Of course, these numbers do not take account of the different skills, seniority and responsibility mixes in the jobs done - but all those figures suffer from that same problem so they are still comparable. The other thing they don’t account for - because they are the raw wages figures - are the details of further compensation. Job security, differences in sick and maternity pay perhaps and the biggie, pensions.
Meanwhile, other public sector staff are taking industrial action – ambulance drivers, nurses and rail workers – with others also threatening to walk out.
The NEU argues strikes are about maintaining teachers’ real pay against the background of double-digit inflation. It calculates teachers have suffered a 23pc pay cut in real terms since 2010. The union says: “This is not about a pay rise but correcting historic real-terms pay cuts”.
But the NEU’s headline figures do not tell the whole story, because they ignore the value of the “deferred salary” teachers earn through their generous defined benefit pensions, a guaranteed inflation-linked pension for life, based on salary and years worked – a major part of total public sector pay.
The annual cost to taxpayers of new public sector pensions – calculated just like private sector pensions – are published in individual pension scheme accounts.
The Teachers Pension Scheme accounts show that from 2010 to 2022 the annual cost to taxpayers of pensions, after teachers’ own contributions, shot up from 15.5pc to 67pc of salary – two thirds of salary – largely because of lower real interest rates.
Adding pensions to salary to get total pay paints a very different picture – rather than a 23pc fall in real terms, teachers' total pay and pensions has gone up by 10pc.
At which point a little theory. The aim of a pension is to accord with the lifetime income hypothesis, which assumes that we’d like to smooth our incomes. We work for 30 to 40 years, we live for perhaps 80. Rather than feast in our working years then starve we save some of that working life income to pay for the Golden Years. The theory can be extended to our borrowing before working wages arrive then paying off the loans when they do. We smooth that total working compensation over all of our living years that is.

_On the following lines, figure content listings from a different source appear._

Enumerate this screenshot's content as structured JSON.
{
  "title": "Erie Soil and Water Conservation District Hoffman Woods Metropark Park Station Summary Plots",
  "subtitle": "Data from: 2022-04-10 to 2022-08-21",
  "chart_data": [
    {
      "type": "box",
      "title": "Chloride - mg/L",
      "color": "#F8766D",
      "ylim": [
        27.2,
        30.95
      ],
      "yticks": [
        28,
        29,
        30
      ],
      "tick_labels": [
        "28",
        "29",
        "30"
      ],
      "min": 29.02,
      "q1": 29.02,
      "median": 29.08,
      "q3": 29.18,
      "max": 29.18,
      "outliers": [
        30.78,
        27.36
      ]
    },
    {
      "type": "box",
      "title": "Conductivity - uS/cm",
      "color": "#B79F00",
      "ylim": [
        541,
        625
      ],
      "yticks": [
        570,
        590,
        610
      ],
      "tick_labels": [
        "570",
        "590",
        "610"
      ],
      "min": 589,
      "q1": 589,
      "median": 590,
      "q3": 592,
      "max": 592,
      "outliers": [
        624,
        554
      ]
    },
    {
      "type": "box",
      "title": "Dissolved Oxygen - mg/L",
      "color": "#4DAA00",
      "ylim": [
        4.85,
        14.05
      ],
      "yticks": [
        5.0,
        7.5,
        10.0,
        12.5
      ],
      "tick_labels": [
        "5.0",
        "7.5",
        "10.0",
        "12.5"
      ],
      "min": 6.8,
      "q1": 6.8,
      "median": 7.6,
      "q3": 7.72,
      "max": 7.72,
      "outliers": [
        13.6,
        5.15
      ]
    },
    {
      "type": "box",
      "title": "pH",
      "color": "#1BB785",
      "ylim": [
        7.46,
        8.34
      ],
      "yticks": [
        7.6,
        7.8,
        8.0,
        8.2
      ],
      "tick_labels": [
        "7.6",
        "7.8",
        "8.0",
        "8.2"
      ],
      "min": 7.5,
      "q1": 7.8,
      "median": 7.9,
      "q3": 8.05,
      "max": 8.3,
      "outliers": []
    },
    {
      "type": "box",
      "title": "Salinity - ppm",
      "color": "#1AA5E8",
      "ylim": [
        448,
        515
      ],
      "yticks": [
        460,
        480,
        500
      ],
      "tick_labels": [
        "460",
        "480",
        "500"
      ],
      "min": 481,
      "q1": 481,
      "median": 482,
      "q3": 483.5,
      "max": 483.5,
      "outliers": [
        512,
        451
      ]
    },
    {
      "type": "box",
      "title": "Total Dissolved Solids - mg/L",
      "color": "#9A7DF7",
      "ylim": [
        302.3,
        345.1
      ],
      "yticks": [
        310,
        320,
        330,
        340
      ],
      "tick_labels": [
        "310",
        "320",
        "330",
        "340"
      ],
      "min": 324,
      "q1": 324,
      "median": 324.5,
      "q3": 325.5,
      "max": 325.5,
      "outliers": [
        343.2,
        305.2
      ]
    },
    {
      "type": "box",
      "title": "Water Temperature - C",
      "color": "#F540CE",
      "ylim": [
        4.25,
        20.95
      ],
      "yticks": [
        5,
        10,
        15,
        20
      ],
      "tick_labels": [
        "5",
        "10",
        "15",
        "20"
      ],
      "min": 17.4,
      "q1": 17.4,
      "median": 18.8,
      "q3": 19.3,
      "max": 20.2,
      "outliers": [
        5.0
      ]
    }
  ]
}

This is true whether we call it paying taxes to gain access to welfare, making pension contributions to gain an annuity or taking out student loans. We smooth a working life’s income over all of life. It’s possible to argue with the details of this, but the base idea is obviously true.
One of those details is that an assumption is made - we’d like to have largely the same consumption possibilities over that lifetime which the working years must pay for. That might not be wholly true - consumption desires among the over-90s might be rather lower than among the sprightly 70 year olds. Fewer cruises and skydiving adventures desired perhaps - possibly offset by care costs, possibly not. But details - the base idea of smoothing is clearly true.
So, what actually is the complaint being made here? Among those teachers, public servants in general, too much of their working compensation is in delayed wages - those pensions - and not enough in current wages. The solution is therefore obvious. Cut the pensions to pay more in current wages.
Neat, plausible, and politically impossible.
In a well accounted for world those future pensions would be part of the national debt. For they are promises of future bounty from the nation’s government. For near all of them there is no fund, no pot of capital - they are simply a claim upon future tax revenues, where there is a notional fund the fallback is still tax revenues. We are not in a well accounted for world. Those pension liabilities are off the books in a manner that a corporation would be closed down and bankrupted for trying.
Therefore, while raising wages now and lowering wages then should have no effect upon the government accounts - if they were properly kept - they would in fact have an effect - because those government accounts are not properly kept.
It is still the correct solution though. Cut public sector pensions to raise public sector pay. Unless, of course, once we’ve included the value of those pensions into those public sector pay packets we just decide to cut them anyway.